Milano. Il ramen di Misoya segna chiaramente l’invasione giapponese in città

ramen Misoya ristorante giapponese Milano

Pian piano, senza dirmi niente, ecco che Misoya – la ramen house di cui vi avevo preannunciato l’avvento qualche tempo fa – ha aperto – un paio di mesi fa, direi. In realtà, mi è appena arrivato l’invito a un pranzo di presentazione per la stampa: ma a pranzo non riesco mai a esserci. E direte voi: è mai possibile che io, accortomi delle vetrine illuminate, abbia aspettato a infilarmici dentro?

No, certo: quindi, grazie alla mia impazienza, mi son giocato il pranzo gratis. Ma intanto posso raccontarvi qualcosa. A partire dal fatto che mi sembra di avvertire un rinnovato interesse, quantomeno imprenditoriale, verso le cucine etniche: vi abbiamo appena raccontato dei falafel di Pita Concept, dell’Achar nepalese, e di molto altro ancora vi racconteremo. In particolare, per quel che riguarda la cucina giapponese, le ramen house, o ramen bar, iniziano a spuntare un po’ dappertutto (con allarmante frequenza?), in aggiunta a quelle già esistenti, come Zazà Ramen, appunto qui di fronte a Misoya.

Ma, al solito, andiamo con ordine. Il ramen è uno dei piatti più tipici della cucina giapponese, anche se è di origine cinese: ogni regione, ogni città ne propone una sua versione – e a Yokohama c’è addiritttura uno Shin-Yokohama Ramen Museum. Il ramen miso è una variante del ramen nata nell’isola di Hokkaido, caratterizzata dalla presenza di miso (una pasta di soia fermentata) in abbondanza nel brodo, che per questo diventa più opaco, e dall’utilizzo di noodles spessi e arricciati.

Misoya è una grande catena giapponese, diffusa in tutto il mondo. Dice l’ufficio stampa che due ristoranti, di Montreal e di New York, compaiono anche sulla Guida Michelin: mica male. Dopo Sagami, che mi dicono continui a essere ospite del ristorante WellKome, è la seconda, che io sappia, catena internazionale a sbarcare a Milano. E sbarca al centro di una zona che ha visto negli ultimi anni moltiplicarsi i locali – a pochi metri da qui, Pisacco, Dry, YNot: e i locali occupati da Misoya erano stati del Meatbar de Milan, chiuso ahimè troppo presto.

Sempre sui comunicati stampa leggo che il miso, “di primissima qualità, è interamente importato dal Giappone. La ricetta dei Noodles di Ramen Misoya dà vita a speciali tagliatelle ricce e leggermente molli che ben si sposano alle zuppe a base di maiale, pollo ed alghe dal gusto ricco e deciso proposte dal Ristorante.”
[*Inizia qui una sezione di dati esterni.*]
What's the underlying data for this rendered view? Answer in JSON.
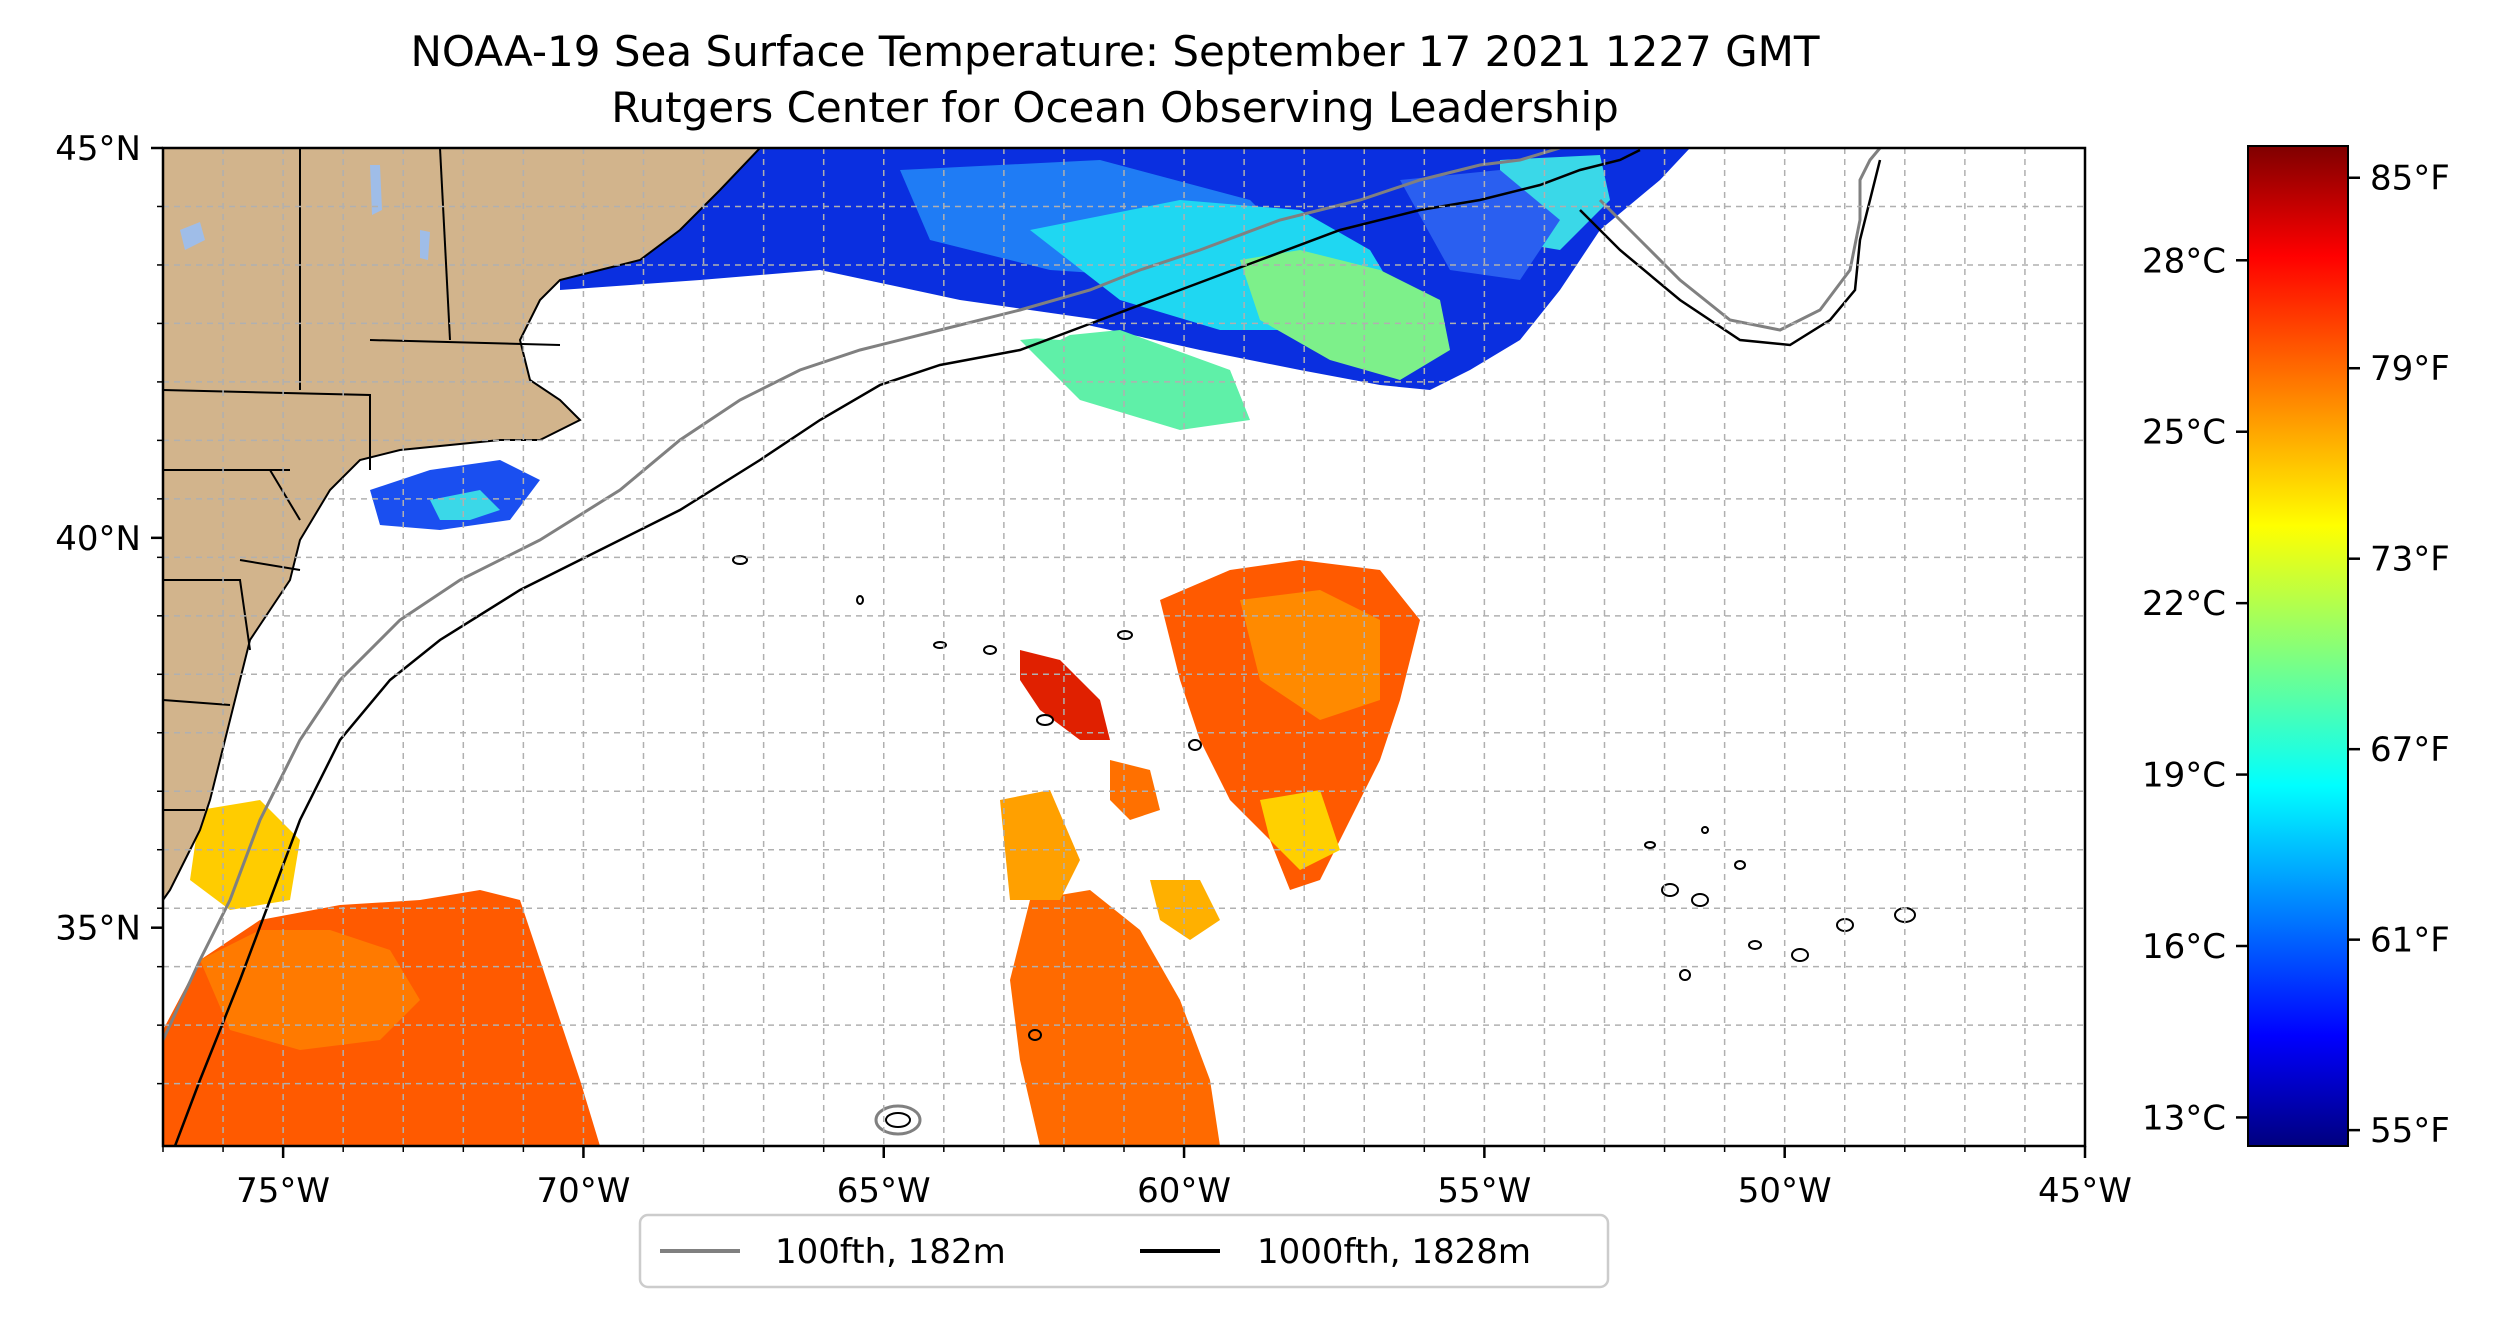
{
  "title": {
    "line1": "NOAA-19 Sea Surface Temperature: September 17 2021 1227 GMT",
    "line2": "Rutgers Center for Ocean Observing Leadership"
  },
  "map": {
    "lon_range": [
      -77,
      -45
    ],
    "lat_range": [
      32.2,
      45
    ],
    "lon_ticks": [
      {
        "value": -75,
        "label": "75°W"
      },
      {
        "value": -70,
        "label": "70°W"
      },
      {
        "value": -65,
        "label": "65°W"
      },
      {
        "value": -60,
        "label": "60°W"
      },
      {
        "value": -55,
        "label": "55°W"
      },
      {
        "value": -50,
        "label": "50°W"
      },
      {
        "value": -45,
        "label": "45°W"
      }
    ],
    "lat_ticks": [
      {
        "value": 45,
        "label": "45°N"
      },
      {
        "value": 40,
        "label": "40°N"
      },
      {
        "value": 35,
        "label": "35°N"
      }
    ],
    "grid": true,
    "land_color": "#d2b48c",
    "lake_color": "#9fbde8"
  },
  "legend": {
    "items": [
      {
        "label": "100fth, 182m",
        "color": "#808080"
      },
      {
        "label": "1000fth, 1828m",
        "color": "#000000"
      }
    ],
    "placement": "bottom-center"
  },
  "colorbar": {
    "colormap": "jet",
    "range_f": [
      54.5,
      86
    ],
    "celsius_ticks": [
      {
        "value": 28,
        "label": "28°C"
      },
      {
        "value": 25,
        "label": "25°C"
      },
      {
        "value": 22,
        "label": "22°C"
      },
      {
        "value": 19,
        "label": "19°C"
      },
      {
        "value": 16,
        "label": "16°C"
      },
      {
        "value": 13,
        "label": "13°C"
      }
    ],
    "fahrenheit_ticks": [
      {
        "value": 85,
        "label": "85°F"
      },
      {
        "value": 79,
        "label": "79°F"
      },
      {
        "value": 73,
        "label": "73°F"
      },
      {
        "value": 67,
        "label": "67°F"
      },
      {
        "value": 61,
        "label": "61°F"
      },
      {
        "value": 55,
        "label": "55°F"
      }
    ]
  }
}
Lo chef Kenji Kouno, di Tokyo, propone quattro tipi di ramen declinati sia nella “versione” di Hokkaido che in quella di Tokyo, e due ramen vegetariani.

Nel menù Hokkaido Miso gli ingredienti sono il Miso, zuppa di brodo di pollo e maiale, Noodle, guarnizioni con carne di maiale macinata, germogli di soia, cipolla verde e patatine fritte:

ramen Hokkaido Cha Shu Misoya

Ramen Normale, 13€
Cha-Shu Ramen, versione speciale con 3 pezzi di cha-shu, ossia fette di maiale grigliato, 17€
Yasai Ramen: ramen normale cui vengono aggiunte verdure assortite (cavolo, carota, cipolla), 14€
Spicy ramen: ramen normale con specialità piccante di pasta di Miso, 14€

ramen Tokyo Misoya Milano

Il menù Tokyo Miso invece prevede la presenza di alga Nori e di germogli di bambù, e non ci sono patatine; i ramen sono gli stessi.

Ramen Normale, 14€
Cha-Shu Ramen, 18€
Yasai Ramen, 15€
Spicy Ramen, 15€

I ramen vegetariani (Vege Miso Ramen) sono due:

Hokkaidō Miso con Miso, zuppa di brodo di alghe, Noodle, guarnizioni con germogli di soia, cipolla verde, cavolo, carota, germogli di bambù, mais, 14€
Tokyo Miso con Miso, zuppa di brodo di alghe, guarnizioni con germogli di soia, cipolla verde, cavolo, carota, germogli di bambù, mais, Nori, 15€.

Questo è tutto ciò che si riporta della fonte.